Among Abebe’s achievements in the directorship role have been the planning and organization of both a surgical pavilion and an orthopaedic and spine-focused hospital at the Skokie Hospital campus, building of strong physician partnerships, establishment of an orthopaedic trauma program, participation in product-value-analysis teams, management of hospital accreditation visits from the Joint Commission and development of a highly competent, specialized surgical team.
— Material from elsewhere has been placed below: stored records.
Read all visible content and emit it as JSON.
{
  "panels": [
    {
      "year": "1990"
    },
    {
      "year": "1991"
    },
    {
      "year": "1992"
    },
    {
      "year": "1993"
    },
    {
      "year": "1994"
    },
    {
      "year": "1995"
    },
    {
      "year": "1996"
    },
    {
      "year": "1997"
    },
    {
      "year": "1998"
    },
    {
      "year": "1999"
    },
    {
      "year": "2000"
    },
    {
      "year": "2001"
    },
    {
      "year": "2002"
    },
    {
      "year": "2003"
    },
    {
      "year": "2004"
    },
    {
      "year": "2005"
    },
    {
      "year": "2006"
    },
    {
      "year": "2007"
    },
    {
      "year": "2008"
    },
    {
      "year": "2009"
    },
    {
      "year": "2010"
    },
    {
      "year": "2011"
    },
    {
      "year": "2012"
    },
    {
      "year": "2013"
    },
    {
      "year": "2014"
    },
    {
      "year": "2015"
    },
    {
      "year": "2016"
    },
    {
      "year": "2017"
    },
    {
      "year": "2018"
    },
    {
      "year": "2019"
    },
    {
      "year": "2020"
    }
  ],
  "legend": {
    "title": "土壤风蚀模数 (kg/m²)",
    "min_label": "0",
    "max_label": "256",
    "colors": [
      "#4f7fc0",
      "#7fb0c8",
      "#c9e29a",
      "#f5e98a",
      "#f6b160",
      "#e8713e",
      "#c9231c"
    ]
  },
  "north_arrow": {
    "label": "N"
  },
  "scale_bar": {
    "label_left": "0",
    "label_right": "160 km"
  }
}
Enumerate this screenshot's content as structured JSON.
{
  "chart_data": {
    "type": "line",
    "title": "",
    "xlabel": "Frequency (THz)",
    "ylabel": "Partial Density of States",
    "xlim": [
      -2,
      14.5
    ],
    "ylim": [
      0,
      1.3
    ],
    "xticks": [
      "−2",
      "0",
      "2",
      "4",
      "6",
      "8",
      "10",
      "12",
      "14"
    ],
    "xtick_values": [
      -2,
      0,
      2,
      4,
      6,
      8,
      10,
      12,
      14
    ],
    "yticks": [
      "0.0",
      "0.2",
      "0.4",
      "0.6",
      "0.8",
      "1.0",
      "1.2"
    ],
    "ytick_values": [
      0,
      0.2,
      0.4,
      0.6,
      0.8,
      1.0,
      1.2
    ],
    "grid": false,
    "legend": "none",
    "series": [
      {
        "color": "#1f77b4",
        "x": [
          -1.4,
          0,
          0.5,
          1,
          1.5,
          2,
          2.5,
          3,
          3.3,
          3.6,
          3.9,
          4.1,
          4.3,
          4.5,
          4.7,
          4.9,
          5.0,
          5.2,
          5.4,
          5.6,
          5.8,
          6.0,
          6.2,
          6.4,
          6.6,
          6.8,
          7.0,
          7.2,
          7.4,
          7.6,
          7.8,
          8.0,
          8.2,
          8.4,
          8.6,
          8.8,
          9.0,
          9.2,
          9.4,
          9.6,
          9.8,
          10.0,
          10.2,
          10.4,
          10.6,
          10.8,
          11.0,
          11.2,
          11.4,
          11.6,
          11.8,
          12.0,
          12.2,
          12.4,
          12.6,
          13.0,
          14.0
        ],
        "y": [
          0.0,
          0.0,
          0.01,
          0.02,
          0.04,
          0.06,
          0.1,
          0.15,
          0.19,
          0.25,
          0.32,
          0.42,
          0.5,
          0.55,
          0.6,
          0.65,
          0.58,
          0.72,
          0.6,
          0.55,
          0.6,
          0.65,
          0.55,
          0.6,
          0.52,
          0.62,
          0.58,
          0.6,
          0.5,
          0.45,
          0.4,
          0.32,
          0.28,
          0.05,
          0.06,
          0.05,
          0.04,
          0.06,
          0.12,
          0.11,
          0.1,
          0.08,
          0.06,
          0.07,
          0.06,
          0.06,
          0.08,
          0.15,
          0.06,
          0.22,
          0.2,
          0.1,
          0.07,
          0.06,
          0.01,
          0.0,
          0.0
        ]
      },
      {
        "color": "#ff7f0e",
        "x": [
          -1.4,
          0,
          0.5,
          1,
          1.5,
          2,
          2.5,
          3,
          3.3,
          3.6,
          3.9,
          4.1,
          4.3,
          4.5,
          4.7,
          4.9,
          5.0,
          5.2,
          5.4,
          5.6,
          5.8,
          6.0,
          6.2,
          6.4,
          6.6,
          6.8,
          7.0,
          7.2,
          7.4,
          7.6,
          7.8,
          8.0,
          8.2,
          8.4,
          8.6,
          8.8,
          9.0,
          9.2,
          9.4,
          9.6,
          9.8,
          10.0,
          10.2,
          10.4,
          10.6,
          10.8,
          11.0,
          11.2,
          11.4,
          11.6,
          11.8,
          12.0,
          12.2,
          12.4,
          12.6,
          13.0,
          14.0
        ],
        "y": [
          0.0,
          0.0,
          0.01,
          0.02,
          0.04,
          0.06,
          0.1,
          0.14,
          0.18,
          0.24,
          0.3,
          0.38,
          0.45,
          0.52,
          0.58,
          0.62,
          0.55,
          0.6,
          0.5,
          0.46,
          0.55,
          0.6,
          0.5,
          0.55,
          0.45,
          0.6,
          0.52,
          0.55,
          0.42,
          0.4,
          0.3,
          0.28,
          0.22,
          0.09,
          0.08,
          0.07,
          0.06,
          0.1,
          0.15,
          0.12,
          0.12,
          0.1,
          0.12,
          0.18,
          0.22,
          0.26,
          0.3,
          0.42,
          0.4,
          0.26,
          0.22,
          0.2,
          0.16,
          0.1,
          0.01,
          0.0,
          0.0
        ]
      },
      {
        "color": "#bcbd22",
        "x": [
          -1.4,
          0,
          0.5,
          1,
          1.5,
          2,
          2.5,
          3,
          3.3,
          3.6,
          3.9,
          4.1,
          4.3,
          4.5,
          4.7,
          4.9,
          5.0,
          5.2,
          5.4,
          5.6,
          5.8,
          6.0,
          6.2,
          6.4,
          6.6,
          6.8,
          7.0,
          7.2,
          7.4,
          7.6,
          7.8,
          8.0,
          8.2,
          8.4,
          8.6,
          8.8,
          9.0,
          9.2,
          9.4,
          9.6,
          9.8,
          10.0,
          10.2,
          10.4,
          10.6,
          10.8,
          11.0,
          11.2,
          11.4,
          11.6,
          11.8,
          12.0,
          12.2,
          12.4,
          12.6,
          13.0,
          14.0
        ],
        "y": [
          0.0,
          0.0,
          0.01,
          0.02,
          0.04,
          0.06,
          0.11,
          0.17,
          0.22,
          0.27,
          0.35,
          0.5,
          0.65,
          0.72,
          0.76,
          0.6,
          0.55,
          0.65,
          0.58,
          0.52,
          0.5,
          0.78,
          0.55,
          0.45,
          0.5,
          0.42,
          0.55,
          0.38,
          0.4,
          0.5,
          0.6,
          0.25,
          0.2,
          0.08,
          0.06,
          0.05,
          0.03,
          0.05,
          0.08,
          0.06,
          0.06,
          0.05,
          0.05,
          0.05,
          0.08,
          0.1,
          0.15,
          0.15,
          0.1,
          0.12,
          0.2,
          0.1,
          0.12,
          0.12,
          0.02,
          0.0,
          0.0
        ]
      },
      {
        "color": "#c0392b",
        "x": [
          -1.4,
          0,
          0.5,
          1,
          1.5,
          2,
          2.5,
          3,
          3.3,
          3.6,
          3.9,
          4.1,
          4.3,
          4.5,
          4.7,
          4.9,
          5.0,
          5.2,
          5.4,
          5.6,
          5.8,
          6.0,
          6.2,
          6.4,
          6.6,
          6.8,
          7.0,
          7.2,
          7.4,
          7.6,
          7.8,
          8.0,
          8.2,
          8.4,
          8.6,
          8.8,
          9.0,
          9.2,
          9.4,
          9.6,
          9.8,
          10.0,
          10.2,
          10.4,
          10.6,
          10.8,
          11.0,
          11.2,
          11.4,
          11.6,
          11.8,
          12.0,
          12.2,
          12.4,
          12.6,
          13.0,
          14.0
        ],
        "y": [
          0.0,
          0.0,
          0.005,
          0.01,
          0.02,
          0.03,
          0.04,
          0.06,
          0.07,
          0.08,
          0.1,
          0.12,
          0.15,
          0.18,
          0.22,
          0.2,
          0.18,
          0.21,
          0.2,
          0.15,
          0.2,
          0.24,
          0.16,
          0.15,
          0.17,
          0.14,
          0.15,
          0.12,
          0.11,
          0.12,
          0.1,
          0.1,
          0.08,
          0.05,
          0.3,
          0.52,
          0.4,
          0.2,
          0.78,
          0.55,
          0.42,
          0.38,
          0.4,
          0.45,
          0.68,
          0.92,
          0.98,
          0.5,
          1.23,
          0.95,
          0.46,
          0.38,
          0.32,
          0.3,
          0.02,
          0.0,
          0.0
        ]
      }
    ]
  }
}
She also has worked as a clinical nurse manager, case manager and urology team leader at Glenbrook Hospital, another facility in the NorthShore University HealthSystem.

Abebe says colleagues have expressed surprise at her willingness to move from a “secure, high-level medical center position” to a smaller practice like the Mind-Eye, but she contends that playing a key role in the Institute will be “self-fulfilling.”

“I am going to be part of something unique that touches people’s lives in many positive ways,” she says.

Abebe will be based at the Mind-Eye Institute offices at 1414 Techny Road, Northbrook.

Among the first important orders of business will be a search for new physical facilities to accommodate additional optometrists and the practice’s growing patient population.

Formerly called the Mind-Eye Connection, the clinic was formally established as an institute in 2018. Much of the Institute’s emphasis is on assisting patients in recovery from traumatic brain injury, stroke or symptoms of post-traumatic stress syndrome. A percentage of Institute patients have learning issues and need to develop a more solid command of various visual skills. Others are simply hoping to enhance their visual efficiency so that they can use their peripheral and central eyesight in a more optimal way.

“All these patients are burdened by having to make energy-draining, conscious decisions that most people effortlessly make beneath a conscious level,” Dr. Zelinsky says.

For the past 30 years, Dr. Zelinsky has devoted her career to neuro-optometry, neuro-optometric rehabilitation and development of advanced methods for assessing brain function, with emphasis on the often-untested linkage between eye and ears. Her patented research in novel uses of retinal stimulation has been described in publications and courses worldwide.

She developed the Z-Bell Test℠, a simple, but revolutionary, method of checking a patient’s overall vision and the integration of visual processing with listening. The test has changed the lives of both pediatric and adult patients by allowing Dr. Zelinsky and her team to prescribe eyeglasses that normalize the balance between central and peripheral receptors in the retina, while improving the connection between eyes and ears.